I’m a VM and have been in the role for 5 months. The VM I trained under worked 8-4:30 M-F. I  LOVED it bc it lined up perfectly with my baby’s schedule.  At my store, All of the TLs/ETLs/SD get every other weekend off. I have been working this rotation too, and have been scheduled all different hours during the week. From the beginning I have told SD that I would really like to keep the 8-4:30, M-F schedule that I got in training, but she said she needs me to help cover softlines, so I will have to work some later shifts and weekends.  I don’t mind doing a closing shift once a week, but my duties are best performed in the early hours of the day when the store traffic is slow.  And I hate having inconsistent starting times each day when leaving baby with the grandparents. Any advice on how to get to my ideal scheduling?? Other VMs: what does your schedule look like?


----------



## Yetive (Aug 9, 2020)

Our VM works rotating weekends and variable start times.  No nights though.


----------



## SigningLady (Aug 9, 2020)

I think you are likely SOL on this. My VM also works variable start times (though usually it is mids) and every other weekend. I've always hated that kind of schedule and it's one of the reasons I would not pursue the VM role while my children are young.

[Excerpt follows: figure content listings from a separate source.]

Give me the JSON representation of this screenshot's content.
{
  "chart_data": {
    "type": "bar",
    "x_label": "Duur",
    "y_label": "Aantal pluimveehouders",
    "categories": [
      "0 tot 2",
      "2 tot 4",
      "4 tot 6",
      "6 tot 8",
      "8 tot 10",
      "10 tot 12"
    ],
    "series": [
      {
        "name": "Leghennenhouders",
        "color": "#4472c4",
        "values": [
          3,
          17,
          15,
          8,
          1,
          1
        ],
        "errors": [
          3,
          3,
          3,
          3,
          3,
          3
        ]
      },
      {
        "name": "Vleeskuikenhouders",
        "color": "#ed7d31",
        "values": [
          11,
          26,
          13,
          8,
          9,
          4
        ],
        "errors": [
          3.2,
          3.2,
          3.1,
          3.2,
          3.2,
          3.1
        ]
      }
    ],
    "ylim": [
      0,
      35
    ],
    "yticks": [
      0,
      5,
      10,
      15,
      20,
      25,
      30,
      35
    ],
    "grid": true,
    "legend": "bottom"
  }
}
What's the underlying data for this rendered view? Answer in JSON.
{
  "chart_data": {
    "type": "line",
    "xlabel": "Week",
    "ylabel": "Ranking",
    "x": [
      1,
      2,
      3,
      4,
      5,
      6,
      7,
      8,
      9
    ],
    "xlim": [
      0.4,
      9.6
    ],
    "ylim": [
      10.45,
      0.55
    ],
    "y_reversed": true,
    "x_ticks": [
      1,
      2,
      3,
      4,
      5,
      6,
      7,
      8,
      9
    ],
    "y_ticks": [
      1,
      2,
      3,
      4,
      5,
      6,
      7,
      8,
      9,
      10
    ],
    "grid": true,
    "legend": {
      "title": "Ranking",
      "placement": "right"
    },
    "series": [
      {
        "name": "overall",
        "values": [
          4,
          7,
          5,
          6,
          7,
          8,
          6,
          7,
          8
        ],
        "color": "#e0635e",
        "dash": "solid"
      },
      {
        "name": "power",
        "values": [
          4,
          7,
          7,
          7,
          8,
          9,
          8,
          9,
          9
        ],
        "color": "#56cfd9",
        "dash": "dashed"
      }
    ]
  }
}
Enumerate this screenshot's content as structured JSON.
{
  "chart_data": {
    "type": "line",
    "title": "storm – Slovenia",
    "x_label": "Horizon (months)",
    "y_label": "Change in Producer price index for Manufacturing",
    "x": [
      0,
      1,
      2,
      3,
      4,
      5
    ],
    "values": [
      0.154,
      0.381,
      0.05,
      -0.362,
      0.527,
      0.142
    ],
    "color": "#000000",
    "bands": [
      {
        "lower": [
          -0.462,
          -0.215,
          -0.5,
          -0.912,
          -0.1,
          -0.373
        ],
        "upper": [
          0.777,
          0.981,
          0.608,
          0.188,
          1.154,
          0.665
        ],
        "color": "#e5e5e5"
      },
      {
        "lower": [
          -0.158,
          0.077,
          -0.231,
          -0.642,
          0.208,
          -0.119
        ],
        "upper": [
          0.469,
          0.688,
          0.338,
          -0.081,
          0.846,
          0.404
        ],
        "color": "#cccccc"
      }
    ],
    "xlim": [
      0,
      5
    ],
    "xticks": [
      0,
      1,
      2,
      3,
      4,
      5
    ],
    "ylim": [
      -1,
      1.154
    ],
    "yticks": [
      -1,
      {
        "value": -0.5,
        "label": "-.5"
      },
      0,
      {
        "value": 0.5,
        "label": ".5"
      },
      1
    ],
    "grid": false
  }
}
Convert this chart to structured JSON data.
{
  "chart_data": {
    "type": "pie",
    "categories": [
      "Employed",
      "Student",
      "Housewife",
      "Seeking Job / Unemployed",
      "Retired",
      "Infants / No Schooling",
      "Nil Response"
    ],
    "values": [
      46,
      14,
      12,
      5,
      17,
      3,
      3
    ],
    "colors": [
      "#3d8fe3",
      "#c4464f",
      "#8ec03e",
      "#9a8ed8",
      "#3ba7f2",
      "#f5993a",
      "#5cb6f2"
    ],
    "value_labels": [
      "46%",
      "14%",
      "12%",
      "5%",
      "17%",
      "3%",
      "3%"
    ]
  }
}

I wonder how the VM you trained with was able to get such an ideal schedule. 🤔 To give yourself a bit more control over your schedule, change your availability to be available to close on a specific night every week. When I was in a lead position (not at Target) I did this as well as setting a specific time that was the latest I would work (usually 4:30) but left my start time very early everyday. It cut down on chaotic scheduling significantly.


----------



## Rednoodles (Aug 10, 2020)

Hi! I’m currently the VM at my store! I work M-F 7:30 - 4PM and later depending on workload. My SD and ETL was very understanding that VM work should be done in the morning when there is less foot traffic. I sometimes do overnights as well if there is a big set, like recently the hearth and hand reset.


----------



## JAShands (Aug 11, 2020)

Our VM works 10-6 most days, with a weekend rotation on opposite weekends of the Specialty Sales TL. They prefer working mids so they can see everyone working in Style for the day to give them direction and guidance. But we also have all of the old hand me down fixtures and absolutely nothing new. We have no runways or movable walls or special lighting. But it’s cool, the store down the road is getting their third remodel in the last 5 years and they’re recycling their fixtures from a few years ago. Corporate 🤷‍♀️ What’re ya gonna do?


----------